Education In The New Millennium

I originally wrote this piece roughly four months ago. I think it is entirely applicable. So do enjoy my reproduction of ...

Education In The New Millennium

I have been meaning to post this one for about two weeks now. Finally getting around to it, hoping that it will give you all some food for thought.

The incident that inspired this piece happened all the way back on September 10th, when the semester was still fairly young. It resonated within me so much that early the next morning I felt compelled to write about it. Since some of the details contained below could identify the persons mentioned, I sought their respective permissions before putting this piece out for public scrutiny. I hope that it does not fall on deaf ears, including those of my fellows students (and lecturers) at COSTAATT.
  
One of my close friends and fellow student at COSTAATT seems to have a problem. She is nearing her time to graduate and, as most graduating students are, she has some concern about her GPA and the class of degree she will shortly obtain. The particular reason for her concern is one of the final courses that she now has to complete; a course that she must pass to graduate.

The course is one that I happen to have already completed. I did not find it a difficult prospect but I have been told that my knowledge and life experience disqualifies me from being representative of the average student.
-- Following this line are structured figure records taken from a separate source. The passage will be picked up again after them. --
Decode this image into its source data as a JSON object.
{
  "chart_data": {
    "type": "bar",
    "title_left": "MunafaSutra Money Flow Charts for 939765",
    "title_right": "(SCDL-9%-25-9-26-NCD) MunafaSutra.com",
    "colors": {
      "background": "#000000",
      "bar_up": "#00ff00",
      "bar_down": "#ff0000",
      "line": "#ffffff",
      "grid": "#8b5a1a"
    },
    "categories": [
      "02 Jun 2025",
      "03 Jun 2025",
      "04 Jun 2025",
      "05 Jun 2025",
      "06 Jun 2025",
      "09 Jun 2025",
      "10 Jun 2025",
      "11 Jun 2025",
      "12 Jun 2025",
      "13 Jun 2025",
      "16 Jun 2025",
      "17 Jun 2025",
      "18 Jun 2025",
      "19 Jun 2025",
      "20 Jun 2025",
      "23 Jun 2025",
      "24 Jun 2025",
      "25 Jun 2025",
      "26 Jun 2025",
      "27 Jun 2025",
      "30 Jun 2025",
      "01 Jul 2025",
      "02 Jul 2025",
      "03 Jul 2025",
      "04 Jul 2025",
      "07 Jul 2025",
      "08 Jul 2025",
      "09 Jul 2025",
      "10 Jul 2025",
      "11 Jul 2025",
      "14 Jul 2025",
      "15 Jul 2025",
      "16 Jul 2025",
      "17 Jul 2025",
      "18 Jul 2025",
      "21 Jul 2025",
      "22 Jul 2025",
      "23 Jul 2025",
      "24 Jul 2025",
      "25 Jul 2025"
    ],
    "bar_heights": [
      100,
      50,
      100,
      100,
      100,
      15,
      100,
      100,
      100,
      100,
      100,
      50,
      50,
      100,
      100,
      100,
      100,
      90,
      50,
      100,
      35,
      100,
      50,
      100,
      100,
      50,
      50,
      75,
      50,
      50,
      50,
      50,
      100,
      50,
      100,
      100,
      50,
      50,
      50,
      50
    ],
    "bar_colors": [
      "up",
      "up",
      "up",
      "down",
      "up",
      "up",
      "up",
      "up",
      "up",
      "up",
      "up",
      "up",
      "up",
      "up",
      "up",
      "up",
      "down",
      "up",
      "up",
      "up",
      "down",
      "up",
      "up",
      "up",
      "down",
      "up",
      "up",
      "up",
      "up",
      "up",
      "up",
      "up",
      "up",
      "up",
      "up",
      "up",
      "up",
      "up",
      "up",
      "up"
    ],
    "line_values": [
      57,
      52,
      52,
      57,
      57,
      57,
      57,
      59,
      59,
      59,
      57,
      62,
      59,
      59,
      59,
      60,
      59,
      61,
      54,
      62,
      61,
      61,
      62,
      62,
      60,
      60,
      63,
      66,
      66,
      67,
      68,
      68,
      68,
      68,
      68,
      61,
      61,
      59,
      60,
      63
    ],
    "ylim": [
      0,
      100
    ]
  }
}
What I can say is that the lecturer for the course uses a marking system that has little room for flexibility, in that your assigned grade tends to unfailingly show your true proficiency (or lack thereof) in the rules, comprehension and use of the English language.
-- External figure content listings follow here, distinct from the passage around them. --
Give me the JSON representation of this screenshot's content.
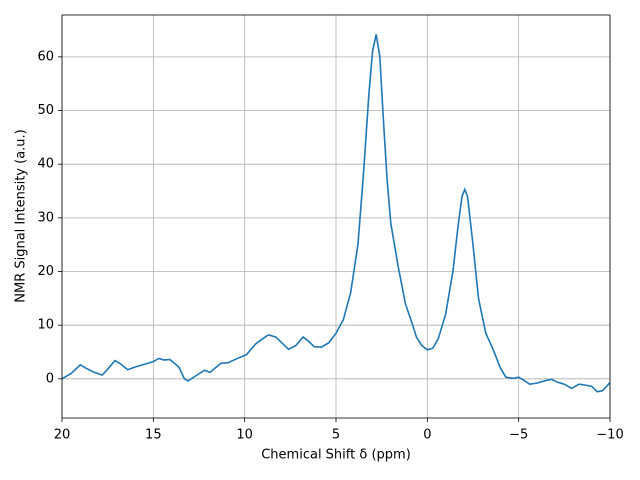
{
  "chart_data": {
    "type": "line",
    "xlabel": "Chemical Shift δ (ppm)",
    "ylabel": "NMR Signal Intensity (a.u.)",
    "xlim": [
      20,
      -10
    ],
    "ylim": [
      -7.3,
      67.8
    ],
    "xticks": [
      20,
      15,
      10,
      5,
      0,
      {
        "value": -5,
        "label": "−5"
      },
      {
        "value": -10,
        "label": "−10"
      }
    ],
    "yticks": [
      0,
      10,
      20,
      30,
      40,
      50,
      60
    ],
    "grid": true,
    "series": [
      {
        "color": "#1f77b4",
        "x": [
          20,
          19.5,
          19.0,
          18.7,
          18.3,
          17.8,
          17.5,
          17.1,
          16.8,
          16.4,
          16.0,
          15.5,
          15.0,
          14.7,
          14.4,
          14.1,
          13.6,
          13.3,
          13.1,
          12.7,
          12.2,
          11.9,
          11.3,
          10.9,
          10.4,
          9.9,
          9.4,
          9.0,
          8.7,
          8.3,
          7.9,
          7.6,
          7.2,
          6.8,
          6.5,
          6.2,
          5.8,
          5.4,
          5.0,
          4.6,
          4.2,
          3.8,
          3.5,
          3.2,
          3.0,
          2.8,
          2.6,
          2.4,
          2.2,
          2.0,
          1.6,
          1.2,
          0.8,
          0.6,
          0.3,
          0.0,
          -0.3,
          -0.6,
          -1.0,
          -1.4,
          -1.7,
          -1.9,
          -2.05,
          -2.2,
          -2.5,
          -2.8,
          -3.2,
          -3.6,
          -4.0,
          -4.3,
          -4.7,
          -5.0,
          -5.3,
          -5.6,
          -6.0,
          -6.5,
          -6.8,
          -7.1,
          -7.5,
          -7.9,
          -8.3,
          -8.7,
          -9.0,
          -9.3,
          -9.6,
          -10
        ],
        "values": [
          0,
          1,
          2.6,
          2,
          1.3,
          0.7,
          1.8,
          3.4,
          2.8,
          1.7,
          2.2,
          2.7,
          3.2,
          3.8,
          3.5,
          3.6,
          2.2,
          0,
          -0.4,
          0.5,
          1.6,
          1.2,
          2.9,
          3,
          3.8,
          4.5,
          6.5,
          7.5,
          8.2,
          7.8,
          6.5,
          5.5,
          6.2,
          7.8,
          7,
          6,
          5.9,
          6.7,
          8.5,
          11,
          16,
          25,
          38,
          53,
          61,
          64.2,
          60,
          48,
          37,
          29,
          21,
          14,
          10,
          7.8,
          6.2,
          5.4,
          5.7,
          7.5,
          12,
          20,
          29,
          34,
          35.3,
          34,
          25,
          15,
          8.5,
          5.5,
          2,
          0.3,
          0.1,
          0.3,
          -0.3,
          -1,
          -0.8,
          -0.3,
          -0.1,
          -0.6,
          -1,
          -1.8,
          -1,
          -1.2,
          -1.4,
          -2.4,
          -2.2,
          -0.7
        ]
      }
    ]
  }
}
Barely two weeks into the new semester, my friend’s concern is that in her first of a dozen weekly assignments, of which the best five will be used to generate her coursework mark, she has received a grade that COSTAATT’s deems an F. Her immediate concern, as mentioned above, is that she is about to graduate and she does not want this course to pull down her GPA and next thing you know she doesn’t graduate with first class honours.
While I am not dismissive of her concern – who doesn’t want to graduate with the highest class of degree achievable – I am a bit disheartened by her approach to the course at hand because I sincerely doubt that the lecturer is at fault. During my time with the course, the instructions for the weekly assignments were made very clear by the lecturer, including the rubric that will be used to assess these weekly assignments. In addition to this, the lecturer prepares a sample response for each assignment, so that the students have a comparative example to gauge their progress towards an optimal level. As an aside, I will mention that I have been fortunate enough to have produced an effort that supplanted that lecturer’s as the ideal response to one of the assignments (hooray for me!).
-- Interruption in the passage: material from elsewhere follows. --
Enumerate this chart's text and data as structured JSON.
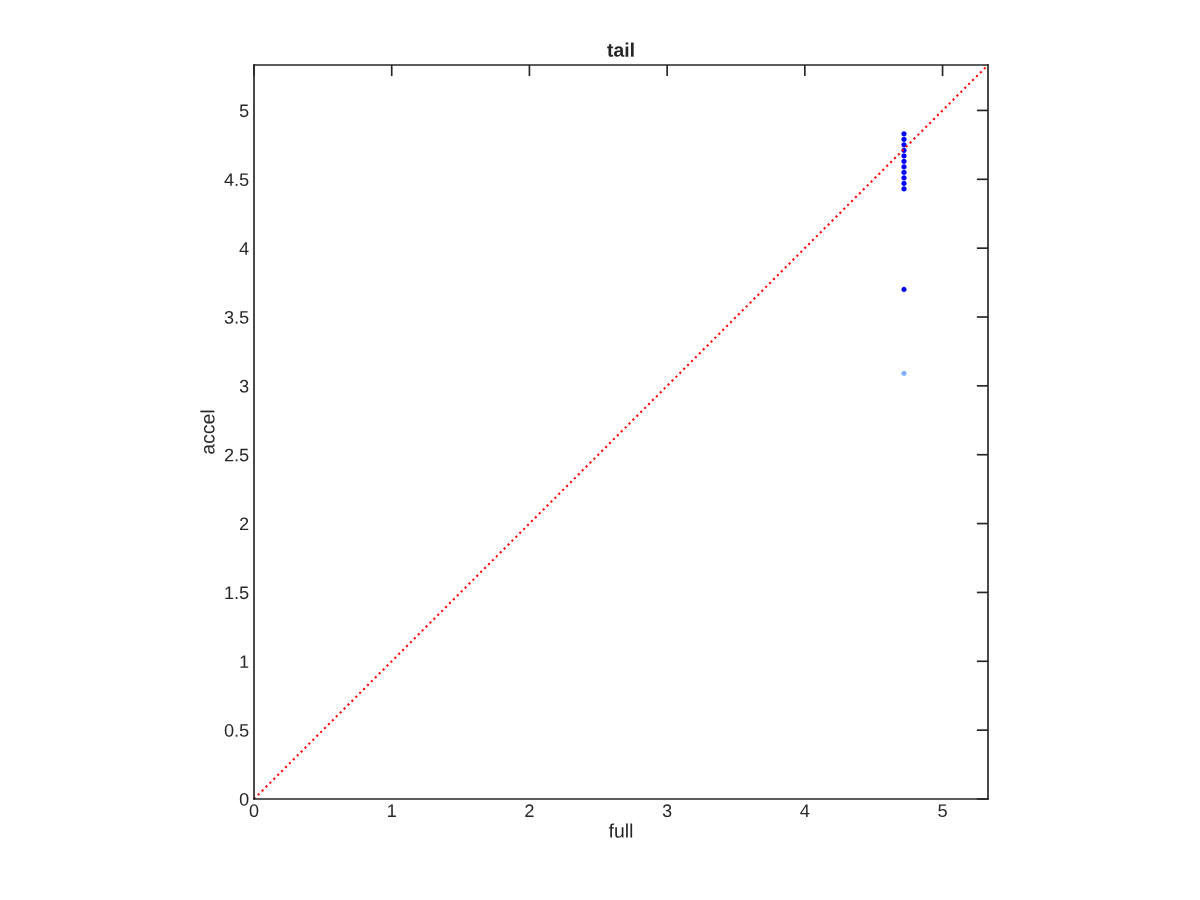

My disheartenment lies with my friend’s attitude towards the assessment of her first assignment. I would think that, knowing that the lecturer is not known to be unfair or to have had some adverse history with her, she should view the grade she received as a clarion call to improve. Clearly, her work in this assignment was less than spectacular, so she should learn from whatever errors were made and seek to improve in the subsequent assignments. Isn’t that what she is here at COSTAATT to do? Isn’t learning the true purpose of education?

In my opinion, I fear that too many of the students at COSTAATT are in a predicament of their own making, like my friend. For them, "I" am here at COSTAATT to earn a degree; actually accepting and acquiring knowledge is an incidental but purely optional benefit. Their emphasis is on developing or using some formula through which they will sail through COSTAATT without having to learn anything or really apply themselves. This formula includes the careful selection of ‘soft’ lecturers with whom good grades with minimum effort (or real learning) are guaranteed. Even to the point of withdrawing from or deferring courses that the ‘hard’ lecturer is teaching until the ‘soft’ one becomes available.

As for me, I can say in COSTAATT that I have never used the hard/soft criterion in choosing the courses I have to do. I, for one, am fully aware of my capabilities and feel that I should do well in whatever class I am enrolled in. That’s right: whatever class with whoever happens to teach it. And that is not arrogance; that is confidence. A confidence that we all should have when facing our academic challenges. A confidence that we are going to apply ourselves to the best of our abilities. A confidence that, with every classroom session, we are going to learn something that we didn’t know before – even things we never knew we never knew. And the additional benefit of the feeling you get when you earn your good grade.

So, my fellow students, I encourage you to abandon this mercenary approach to education that too many of you have taken. Open yourself up to the business of actually learning instead, accepting that higher academia requires some self-improvement as well. When you truly learn, those good grades you crave will come too, with the benefit of understanding the world around you and how it really works. Otherwise, you’ll find that after all this ‘education’ you won’t ever be really ready to find your place and space in this world.